1)A 5.0 cm real object is placed at a distance of 5.0 cm from a concave mirror of focal length 10 cm. Find the size of the image.

di= -10
magnification = |di/do|
magnification = |-10/5.0|
magnification = 2

image size = (object size)*(magnification)
image size = (5.0)*(2)
image size = 10 cm (all of that is from the equation drwls gave me)

2)A rod of length 5.0 cm lies along the axis of a concave mirror of radius of curvature 20 cm. The end of the rod closer to the mirror is 15 cm from the mirror. Find the length of the image of the rod.

20/2
10 cm

Answer 1

Yes on 1, and a quick ray diagram ought to confirm it.

On number 2, find the di for each end of the rod, then the difference is the length. I didn't compute it, but your work indicates you handled it as an image perpendicular to the principal axis, which it is not.

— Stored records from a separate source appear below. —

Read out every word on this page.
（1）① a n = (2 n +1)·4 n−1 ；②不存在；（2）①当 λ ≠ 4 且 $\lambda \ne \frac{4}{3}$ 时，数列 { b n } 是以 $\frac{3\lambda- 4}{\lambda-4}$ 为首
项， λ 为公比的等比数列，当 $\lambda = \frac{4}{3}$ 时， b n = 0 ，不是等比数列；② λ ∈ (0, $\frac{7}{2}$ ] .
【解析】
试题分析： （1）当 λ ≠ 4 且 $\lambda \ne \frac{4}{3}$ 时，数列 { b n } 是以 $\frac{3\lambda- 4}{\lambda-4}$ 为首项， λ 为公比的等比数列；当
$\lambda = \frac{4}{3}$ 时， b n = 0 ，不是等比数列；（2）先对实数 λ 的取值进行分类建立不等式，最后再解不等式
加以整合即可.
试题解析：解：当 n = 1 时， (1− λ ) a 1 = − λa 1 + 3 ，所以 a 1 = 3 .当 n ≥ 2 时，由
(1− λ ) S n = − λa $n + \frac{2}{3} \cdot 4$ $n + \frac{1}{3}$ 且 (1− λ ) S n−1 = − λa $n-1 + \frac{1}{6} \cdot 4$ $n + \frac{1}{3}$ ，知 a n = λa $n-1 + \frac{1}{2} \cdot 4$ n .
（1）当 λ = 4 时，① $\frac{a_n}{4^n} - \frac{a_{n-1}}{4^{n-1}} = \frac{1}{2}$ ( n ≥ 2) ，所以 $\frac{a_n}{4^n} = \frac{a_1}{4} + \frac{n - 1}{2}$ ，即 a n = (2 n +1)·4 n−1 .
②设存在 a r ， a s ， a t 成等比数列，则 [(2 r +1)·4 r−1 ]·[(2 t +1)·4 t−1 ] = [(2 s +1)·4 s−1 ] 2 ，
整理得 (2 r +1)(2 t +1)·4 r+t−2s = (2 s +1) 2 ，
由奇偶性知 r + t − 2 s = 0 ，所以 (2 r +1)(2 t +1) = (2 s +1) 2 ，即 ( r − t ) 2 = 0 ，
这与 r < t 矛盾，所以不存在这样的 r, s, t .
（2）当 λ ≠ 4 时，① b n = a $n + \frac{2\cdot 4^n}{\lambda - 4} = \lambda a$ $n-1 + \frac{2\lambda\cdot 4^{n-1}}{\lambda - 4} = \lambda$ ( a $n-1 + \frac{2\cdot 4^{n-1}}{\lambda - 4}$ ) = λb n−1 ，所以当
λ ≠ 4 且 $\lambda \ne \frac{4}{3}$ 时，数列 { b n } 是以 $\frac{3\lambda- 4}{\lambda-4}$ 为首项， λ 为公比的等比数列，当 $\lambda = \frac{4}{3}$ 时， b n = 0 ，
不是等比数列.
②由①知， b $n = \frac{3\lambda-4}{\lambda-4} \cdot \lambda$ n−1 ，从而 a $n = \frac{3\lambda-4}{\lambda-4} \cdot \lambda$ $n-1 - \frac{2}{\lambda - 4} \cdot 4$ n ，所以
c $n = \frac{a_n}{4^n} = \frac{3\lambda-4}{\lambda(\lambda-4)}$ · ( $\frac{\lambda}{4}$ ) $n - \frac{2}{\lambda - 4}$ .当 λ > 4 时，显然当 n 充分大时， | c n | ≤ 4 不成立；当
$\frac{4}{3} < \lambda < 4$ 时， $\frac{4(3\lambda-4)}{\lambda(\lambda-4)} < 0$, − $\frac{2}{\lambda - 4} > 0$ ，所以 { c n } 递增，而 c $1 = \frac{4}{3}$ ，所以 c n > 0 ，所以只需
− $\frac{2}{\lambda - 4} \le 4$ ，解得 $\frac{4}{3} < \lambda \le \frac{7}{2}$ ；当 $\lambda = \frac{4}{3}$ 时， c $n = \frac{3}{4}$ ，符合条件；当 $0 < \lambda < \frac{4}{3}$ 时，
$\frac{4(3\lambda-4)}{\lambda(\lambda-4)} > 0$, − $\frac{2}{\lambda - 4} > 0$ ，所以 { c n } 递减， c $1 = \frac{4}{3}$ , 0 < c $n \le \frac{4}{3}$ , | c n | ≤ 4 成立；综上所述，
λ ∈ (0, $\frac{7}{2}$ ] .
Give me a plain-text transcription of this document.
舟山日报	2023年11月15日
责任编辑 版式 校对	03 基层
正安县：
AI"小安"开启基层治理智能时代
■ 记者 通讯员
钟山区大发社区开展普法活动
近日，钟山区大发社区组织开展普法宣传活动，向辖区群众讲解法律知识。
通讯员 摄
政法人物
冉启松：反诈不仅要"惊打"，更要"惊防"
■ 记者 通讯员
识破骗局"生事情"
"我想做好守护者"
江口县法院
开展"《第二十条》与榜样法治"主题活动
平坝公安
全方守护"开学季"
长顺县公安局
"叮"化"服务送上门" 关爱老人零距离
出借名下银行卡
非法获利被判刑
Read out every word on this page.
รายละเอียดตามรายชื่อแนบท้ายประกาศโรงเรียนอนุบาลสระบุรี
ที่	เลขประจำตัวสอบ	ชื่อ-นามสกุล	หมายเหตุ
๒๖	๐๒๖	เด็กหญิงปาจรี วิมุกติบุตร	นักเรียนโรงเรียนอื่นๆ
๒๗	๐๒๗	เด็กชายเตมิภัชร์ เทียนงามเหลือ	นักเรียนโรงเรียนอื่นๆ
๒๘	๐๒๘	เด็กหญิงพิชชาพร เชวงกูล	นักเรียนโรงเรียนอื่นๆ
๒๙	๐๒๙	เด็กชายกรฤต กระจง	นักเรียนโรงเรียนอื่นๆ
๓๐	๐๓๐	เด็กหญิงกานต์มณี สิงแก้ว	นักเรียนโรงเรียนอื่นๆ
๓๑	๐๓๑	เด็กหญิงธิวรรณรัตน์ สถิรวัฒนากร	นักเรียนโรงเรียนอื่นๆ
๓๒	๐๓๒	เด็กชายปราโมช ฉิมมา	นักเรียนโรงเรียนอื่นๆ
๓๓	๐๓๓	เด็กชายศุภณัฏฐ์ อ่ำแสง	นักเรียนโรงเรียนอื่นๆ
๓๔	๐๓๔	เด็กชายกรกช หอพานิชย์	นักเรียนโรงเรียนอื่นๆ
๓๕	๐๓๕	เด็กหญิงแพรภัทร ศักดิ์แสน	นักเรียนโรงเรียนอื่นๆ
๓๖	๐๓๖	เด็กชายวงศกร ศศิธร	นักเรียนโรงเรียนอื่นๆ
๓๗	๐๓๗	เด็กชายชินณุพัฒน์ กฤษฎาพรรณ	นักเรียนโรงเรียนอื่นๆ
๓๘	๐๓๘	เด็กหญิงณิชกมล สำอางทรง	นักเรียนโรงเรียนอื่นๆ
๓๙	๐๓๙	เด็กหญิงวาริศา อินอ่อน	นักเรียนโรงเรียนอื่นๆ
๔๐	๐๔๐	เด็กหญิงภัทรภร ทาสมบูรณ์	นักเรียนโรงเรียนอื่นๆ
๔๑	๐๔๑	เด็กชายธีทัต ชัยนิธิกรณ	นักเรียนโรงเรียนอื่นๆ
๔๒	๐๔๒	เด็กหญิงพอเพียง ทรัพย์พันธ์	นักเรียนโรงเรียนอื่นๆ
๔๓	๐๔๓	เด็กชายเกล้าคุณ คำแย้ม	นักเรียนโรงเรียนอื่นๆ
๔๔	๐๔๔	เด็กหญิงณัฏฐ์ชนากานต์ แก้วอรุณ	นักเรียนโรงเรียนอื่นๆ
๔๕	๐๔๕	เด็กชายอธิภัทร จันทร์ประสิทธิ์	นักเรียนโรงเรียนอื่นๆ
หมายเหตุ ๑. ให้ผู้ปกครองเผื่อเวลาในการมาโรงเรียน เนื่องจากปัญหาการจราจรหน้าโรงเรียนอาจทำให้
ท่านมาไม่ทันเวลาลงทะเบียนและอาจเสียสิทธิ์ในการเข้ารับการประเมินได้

I will be happy to critique your work on this.

Answer 2

2)f=10

di=(10)(5)/5-10
di=-10

di=(10)(15)/15-10
di=30

you said the difference is the length, so it would be 30--10 which would be 30+10=40? or 30-10=20? I got confused on that part

Answer 3

Not checking your math, if it is -10 and 30, the distance between those points is 40cm.

Answer 4

To find the length of the image of the rod, you can use the mirror formula:

1/f = 1/v - 1/u

where:
- f is the focal length of the concave mirror
- v is the image distance
- u is the object distance

In this case, the object distance (u) is the distance from the end of the rod closer to the mirror to the mirror itself, which is given as 15 cm. The focal length (f) of the concave mirror is the radius of curvature (R) divided by 2, which is 20 cm / 2 = 10 cm.

Plugging these values into the mirror formula:

1/10 = 1/v - 1/15

To solve for v, we can simplify and rearrange the equation:

1/v = 1/10 + 1/15
1/v = (3 + 2)/30
1/v = 5/30
v = 30/5
v = 6 cm

The image distance (v) is 6 cm. Now, to find the length of the image, you can use the magnification equation:

magnification = -v/u

where the negative sign indicates that the image is inverted.

magnification = -6/15
magnification = -2/5

The magnification is -2/5. To find the length of the image, you multiply the object length by the magnification:

image length = object length * magnification = 5 cm * (-2/5) = -2 cm

The length of the image of the rod is therefore -2 cm, indicating that it is inverted.